Hi, @candiceliu93! Thank you for your questions. They made me revise my code one more time and I´ve found that some parts are unnecessary complicated and it´s possible to do it simplier and nicer.

1. `lambda` is an operator that allow you to create custom functions inline. In this case it takes the `dissatisfied` column for each category as `x` and calculates the length of each series. I´ve seen it used as `aggfunc` in one of the shared projects here and used it as well. But I´ve just tried it in my notebook and found out that it´s possible to change the complicated `lambda x: len(x)` to a simple `len` (well-known `len()` function) and the results are the same.
2. Let´s see it line by line:
`for p in ax.patches:` - iterating over all the bars of the plot
`width, height = p.get_width(), p.get_height()` - getting the width and the height of each bar. The height is equal to the values used for plotting.
`x, y = p. get_xy()` - getting the coordinates of the left bottom corner of each bar
`ax.annotate('{:.1%}'.format(height), (x + 0.5 * width, y + height + 0.01), size=13, ha='center')` - annotating the values on each bar, where `'{:.1%}'.format(height)` is the format of numbers (with one digit after comma and the % sign, i.e. 42,3%), `(x + 0.5 * width, y + height + 0.01)` are the coordinates where the annotations are placed, `size=13` is the font size and the `ha='center'` is the horizontal alingment of the text. Before the project I didn´t know how to annotate the values on the plot; but I googled it and found various solutions on Stackoverflow and chose this one as a simpliest and readable.

Thank you for your detailed explanation!! It solved part of questions from me.

1,`lambda` you explained it well! Noted `lambda x: len(x)` works as well.
2, `(x + 0.5 * width, y + height + 0.01)` are the coordinates where the annotations are placed—What do 0.5 and 0.01 mean here? and why we need to do multiply width? can you give me a example of one bar?

Thank you so much!!

1. yeah, `lambda` works well, but now I think it´s unnecessary ´cause `aggfunc=len` works as well and is simplier to understand.
2. `x` and `y` are retireved with the .get_xy() method in the previous line. They are the coordinates of left bottom corner of each bar. I want the annotations be centrically located above each bar. That´s why I add half of the width to the `x`. If I hadn´t, the text would be placed just on the left side of each bar. In order to locate the text above the bar we have to add the height to the coordinate of its bottom corner, `y`. I add 0.01 as well ´cause I want the text to be a little bit separated from the bar.
You could think that `ha` parameter served to center the annotation on the bar. But´s it´s not quite true. Imagine that the coordinates we pass as a dot on the plot. The annotation text occupies more space than a dot. When we pass `ha` as `center` the text is centered regarding this dot, if we passed it as `left` the text would be moved to the right from the dot so the dot represented it´s left bottom corner.

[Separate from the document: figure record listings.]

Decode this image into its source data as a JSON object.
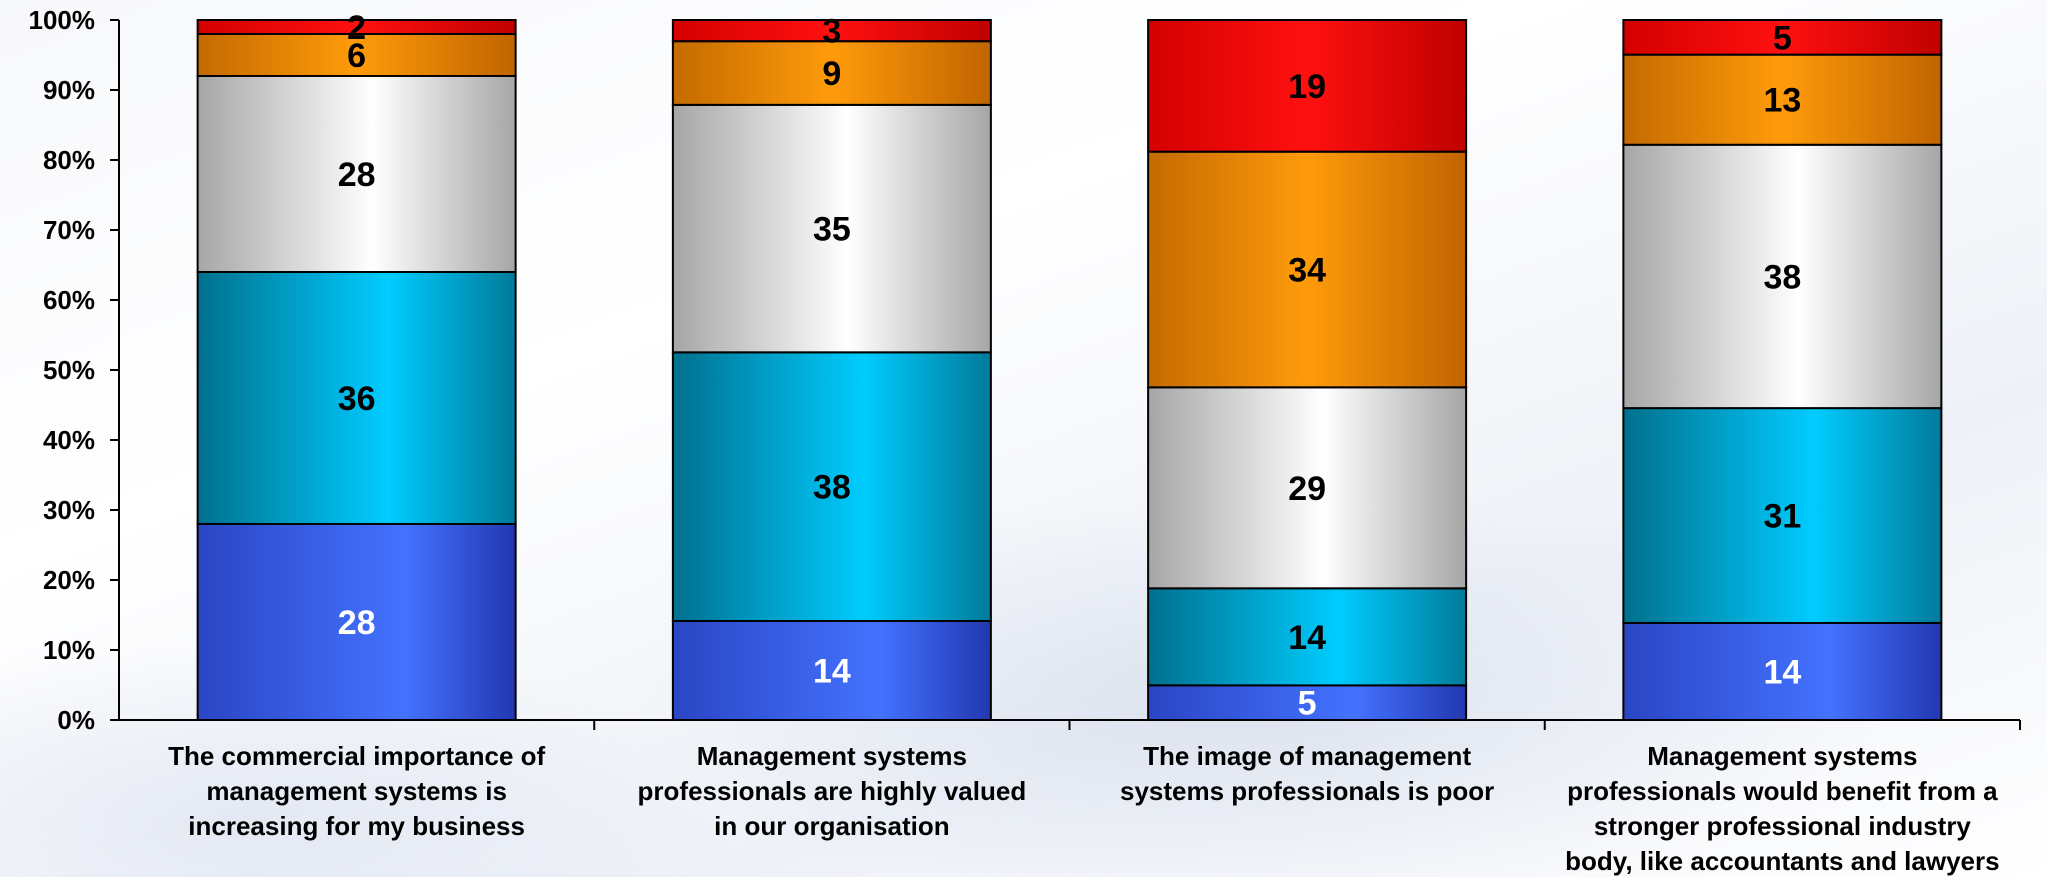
{
  "chart_data": {
    "type": "bar",
    "stacked": true,
    "percent": true,
    "title": "",
    "xlabel": "",
    "ylabel": "",
    "ylim": [
      0,
      100
    ],
    "y_ticks": [
      "0%",
      "10%",
      "20%",
      "30%",
      "40%",
      "50%",
      "60%",
      "70%",
      "80%",
      "90%",
      "100%"
    ],
    "grid": false,
    "legend": "none",
    "categories": [
      "The commercial importance of management systems is increasing for my business",
      "Management systems professionals are highly valued in our organisation",
      "The image of management systems professionals is poor",
      "Management systems professionals would benefit from a stronger professional industry body, like accountants and lawyers"
    ],
    "category_lines": [
      [
        "The commercial importance of",
        "management systems is",
        "increasing for my business"
      ],
      [
        "Management systems",
        "professionals are highly valued",
        "in our organisation"
      ],
      [
        "The image of management",
        "systems professionals is poor"
      ],
      [
        "Management systems",
        "professionals would benefit from a",
        "stronger professional industry",
        "body, like accountants and lawyers"
      ]
    ],
    "series": [
      {
        "values": [
          28,
          14,
          5,
          14
        ],
        "color": "#3a5fe0",
        "label_color": "#ffffff"
      },
      {
        "values": [
          36,
          38,
          14,
          31
        ],
        "color": "#10b8e6",
        "label_color": "#000000"
      },
      {
        "values": [
          28,
          35,
          29,
          38
        ],
        "color": "#d8d8d8",
        "label_color": "#000000"
      },
      {
        "values": [
          6,
          9,
          34,
          13
        ],
        "color": "#f0900a",
        "label_color": "#000000"
      },
      {
        "values": [
          2,
          3,
          19,
          5
        ],
        "color": "#ee1010",
        "label_color": "#000000"
      }
    ]
  }
}
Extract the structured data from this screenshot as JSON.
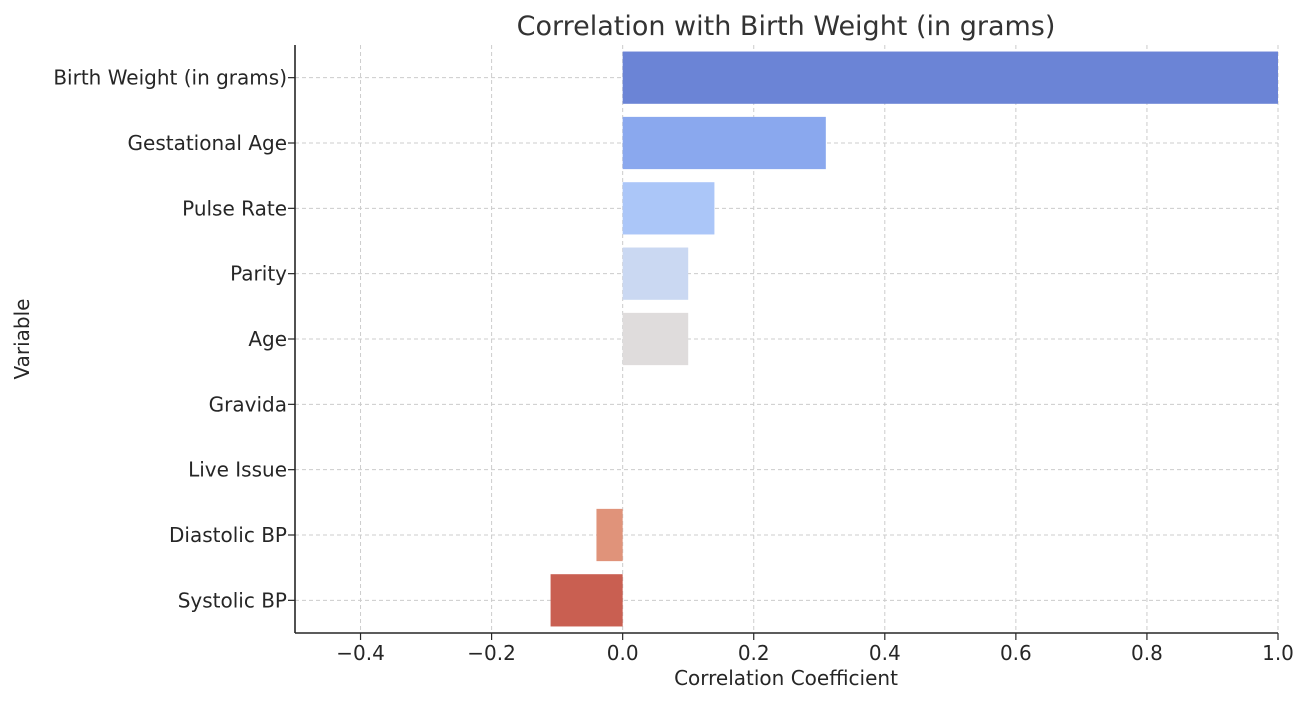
{
  "chart_data": {
    "type": "bar",
    "orientation": "horizontal",
    "title": "Correlation with Birth Weight (in grams)",
    "xlabel": "Correlation Coefficient",
    "ylabel": "Variable",
    "xlim": [
      -0.5,
      1.0
    ],
    "x_ticks": [
      -0.4,
      -0.2,
      0.0,
      0.2,
      0.4,
      0.6,
      0.8,
      1.0
    ],
    "x_tick_labels": [
      "−0.4",
      "−0.2",
      "0.0",
      "0.2",
      "0.4",
      "0.6",
      "0.8",
      "1.0"
    ],
    "grid": true,
    "categories": [
      "Birth Weight (in grams)",
      "Gestational Age",
      "Pulse Rate",
      "Parity",
      "Age",
      "Gravida",
      "Live Issue",
      "Diastolic BP",
      "Systolic BP"
    ],
    "values": [
      1.0,
      0.31,
      0.14,
      0.1,
      0.1,
      0.0,
      0.0,
      -0.04,
      -0.11
    ],
    "colors": [
      "#6b84d6",
      "#8aa8ee",
      "#abc6f8",
      "#cad8f2",
      "#dfdcdc",
      "#ece2da",
      "#f0cfb9",
      "#e0937a",
      "#c95f51"
    ]
  }
}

Just copy this part to one of your graphs (I saw some similar graphs in your project) and try to play a little bit with the coordinates and the `ha` parameter for better understanding.

I´ve changed the `ha` parameter to the `left` on one of the plots in order to demonstrate the difference to you:

The imaginary dot is still located in the middle of the bar, but the text goes right after it.

After I watched your samples, i try to try some new code on my sample. you inspired me! haha…

Thank you for your explanation ,it is so detailed!!

1 Like

Absolutely amazing analysis and visualisation make a huge difference for ease of report consumption.

1 Like

Thank you! With every guided project completed I realize that I´ve got a soft spot for data visualisation. Usually it takes significant efforts, especially time, to customize the aesthetics. etc., but I really enjoy the results later, when you get all the necessary information at a first sight on the chart.

1 Like